Wednesday, March 01, 2006

Casting Questions, Continued

The other casting issue, for Walterdale at least, is the gender breakdown. As I said, the majority of roles are men's (at a ratio of 15: 2). Anyone who knows much about Shakespeare's theatre (or has seen Shakespeare in Love) knows why this is the case: Shakespeare had no actresses to play in his productions, only boys dressed as women. Of course, for this play, he must have had at least one staggeringly talented young man, to play the complicated leading role of Cleopatra. It was probably the same lucky lad who originated the other great female roles from this same period, including Desdemona and Lady Macbeth. Shakespeare's confidence in this boy (whose name is lost to us) was so great that he even slipped a clever meta-theatrical reference into the play. When Cleopatra has been captured by Caesar's army, she recoils at the idea that she will be led in triumph back to Rome, like a piece of precious booty. She concludes her nightmarish prophecy thus:

Nay, ‘tis most certain, Iras. Saucy lictors
Will catch at us like strumpets, and scald rhymers
Ballad us out o’tune. The quick comedians
Extemporally will stage us and present
Our Alexandrian revels; Antony
Shall be brought drunken forth; and I shall see
Some squeaking Cleopatra boy my greatness
I'th' posture of a whore.

Whether played by a boy or a woman, Cleopatra is unquestionably a great role. And there are at least a couple of other strong parts for women, most notably Cleopatra's servants, Charmian and Iras. The fourth part is Octavia, Caesar's sister and Antony's second wife (his first dies off-stage as the play begins). It's not a bad part, but small.

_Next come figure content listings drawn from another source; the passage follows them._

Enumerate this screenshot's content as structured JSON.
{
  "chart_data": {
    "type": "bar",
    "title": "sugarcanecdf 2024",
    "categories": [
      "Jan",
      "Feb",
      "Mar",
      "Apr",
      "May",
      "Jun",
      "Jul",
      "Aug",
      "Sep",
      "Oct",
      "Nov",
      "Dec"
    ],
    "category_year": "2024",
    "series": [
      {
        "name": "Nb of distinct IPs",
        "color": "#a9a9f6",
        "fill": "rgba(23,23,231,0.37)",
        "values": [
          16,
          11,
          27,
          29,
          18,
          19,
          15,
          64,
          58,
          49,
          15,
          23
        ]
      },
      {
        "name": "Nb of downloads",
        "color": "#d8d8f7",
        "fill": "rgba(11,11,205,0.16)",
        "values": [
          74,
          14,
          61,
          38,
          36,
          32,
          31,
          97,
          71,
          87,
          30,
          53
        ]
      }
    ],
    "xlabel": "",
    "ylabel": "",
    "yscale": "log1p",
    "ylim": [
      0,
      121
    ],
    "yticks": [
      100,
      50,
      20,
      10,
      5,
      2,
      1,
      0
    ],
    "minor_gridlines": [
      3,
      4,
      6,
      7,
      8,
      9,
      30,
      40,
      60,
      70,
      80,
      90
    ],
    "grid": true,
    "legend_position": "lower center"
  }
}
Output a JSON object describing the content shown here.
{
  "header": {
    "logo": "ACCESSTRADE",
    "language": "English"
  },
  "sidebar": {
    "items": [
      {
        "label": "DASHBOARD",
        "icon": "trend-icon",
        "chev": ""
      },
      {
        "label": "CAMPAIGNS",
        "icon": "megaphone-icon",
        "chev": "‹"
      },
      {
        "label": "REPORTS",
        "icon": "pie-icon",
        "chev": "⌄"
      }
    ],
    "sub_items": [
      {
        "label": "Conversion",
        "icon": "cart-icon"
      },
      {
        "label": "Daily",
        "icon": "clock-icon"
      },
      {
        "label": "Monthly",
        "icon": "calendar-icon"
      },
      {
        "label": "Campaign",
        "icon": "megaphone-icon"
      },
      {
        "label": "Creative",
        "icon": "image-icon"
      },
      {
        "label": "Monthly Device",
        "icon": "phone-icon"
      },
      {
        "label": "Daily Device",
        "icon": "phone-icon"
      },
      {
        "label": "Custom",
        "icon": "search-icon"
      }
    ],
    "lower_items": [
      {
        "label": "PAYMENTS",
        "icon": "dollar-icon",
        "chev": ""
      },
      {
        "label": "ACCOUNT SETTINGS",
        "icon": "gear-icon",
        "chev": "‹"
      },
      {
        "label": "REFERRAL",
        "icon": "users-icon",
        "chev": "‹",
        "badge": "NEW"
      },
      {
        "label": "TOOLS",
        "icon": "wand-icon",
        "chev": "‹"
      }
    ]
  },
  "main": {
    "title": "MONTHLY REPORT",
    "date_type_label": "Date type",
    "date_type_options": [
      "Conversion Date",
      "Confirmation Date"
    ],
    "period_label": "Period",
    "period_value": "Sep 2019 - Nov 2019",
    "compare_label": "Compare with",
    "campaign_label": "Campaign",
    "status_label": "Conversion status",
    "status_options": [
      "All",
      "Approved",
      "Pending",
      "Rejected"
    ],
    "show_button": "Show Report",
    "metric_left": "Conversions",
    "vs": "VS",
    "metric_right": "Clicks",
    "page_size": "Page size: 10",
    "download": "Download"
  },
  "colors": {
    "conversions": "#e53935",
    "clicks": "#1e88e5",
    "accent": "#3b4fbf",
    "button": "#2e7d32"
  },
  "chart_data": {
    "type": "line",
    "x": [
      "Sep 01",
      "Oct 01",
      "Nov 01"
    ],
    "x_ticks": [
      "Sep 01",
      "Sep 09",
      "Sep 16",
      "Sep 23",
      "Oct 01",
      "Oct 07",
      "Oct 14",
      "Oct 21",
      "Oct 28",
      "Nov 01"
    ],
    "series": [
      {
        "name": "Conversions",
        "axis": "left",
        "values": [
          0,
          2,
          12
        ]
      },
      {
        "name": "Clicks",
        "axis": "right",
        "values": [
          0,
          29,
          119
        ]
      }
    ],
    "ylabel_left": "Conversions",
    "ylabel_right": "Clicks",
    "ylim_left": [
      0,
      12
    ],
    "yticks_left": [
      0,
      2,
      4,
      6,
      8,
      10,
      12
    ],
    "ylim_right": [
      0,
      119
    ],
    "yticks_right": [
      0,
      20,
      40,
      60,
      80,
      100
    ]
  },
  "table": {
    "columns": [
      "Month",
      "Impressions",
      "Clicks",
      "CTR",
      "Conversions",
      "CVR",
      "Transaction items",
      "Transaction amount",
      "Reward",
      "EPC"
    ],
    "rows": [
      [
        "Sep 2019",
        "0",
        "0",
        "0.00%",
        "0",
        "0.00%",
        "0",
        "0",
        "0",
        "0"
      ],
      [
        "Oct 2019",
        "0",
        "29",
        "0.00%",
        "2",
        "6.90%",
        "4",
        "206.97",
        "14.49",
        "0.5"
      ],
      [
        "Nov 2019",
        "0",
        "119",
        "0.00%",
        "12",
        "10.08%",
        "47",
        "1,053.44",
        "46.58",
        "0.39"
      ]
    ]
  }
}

I suspect the first thing I will do is increase the size of Cleopatra's female retinue by switching the genders of a couple of characters. There's Alexas, who is officially one of Antony's men, but who spends more time running errands for the Queen. His name won't even have to change. Then there's Mardian, who, as a eunuch, is already half-way to womanhood. Rechristened Mardias, she will be a quieter member of Cleopatra's boisterous clique. I'll have to cut out a couple of eunuch jokes--snip, snip--but I doubt anyone will miss them.

Who else? There is a Soothsayer who appears twice early in the play. Like the Soothsayer in Julius Caesar who says, "Beware the Ides of March," this character is genderless, and could just as easily be an old woman as an old man (who knows? Perhaps they are the same character, always popping up to intone seemingly meaningless but ultimately significant warnings).

That brings the female count up from 4 to 7, at least. Then there's always the possibility of cross-casting some of the soldiers. But it would be nice to maintain a clear gender divide between Egypt and Rome. This is emphasised in the imagery of the play: Rome is cold, sterile, rigid, logical, and violent. Egypt is warm and fertile, teeming with life and colour and emotion. The longer Antony stays in Egypt, the more he feels like he's becoming "womanish." This character transition, although it might be seen as somewhat sexist, is important, and I think it might undermine it a bit to have a bunch of Amazons bouncing around in Rome.

(Forgive my choice of words, but I'm sorry; a woman in a toga is a woman, and no amount of tenser bandaging or penciled-in facial hair will fool an audience with eyes.)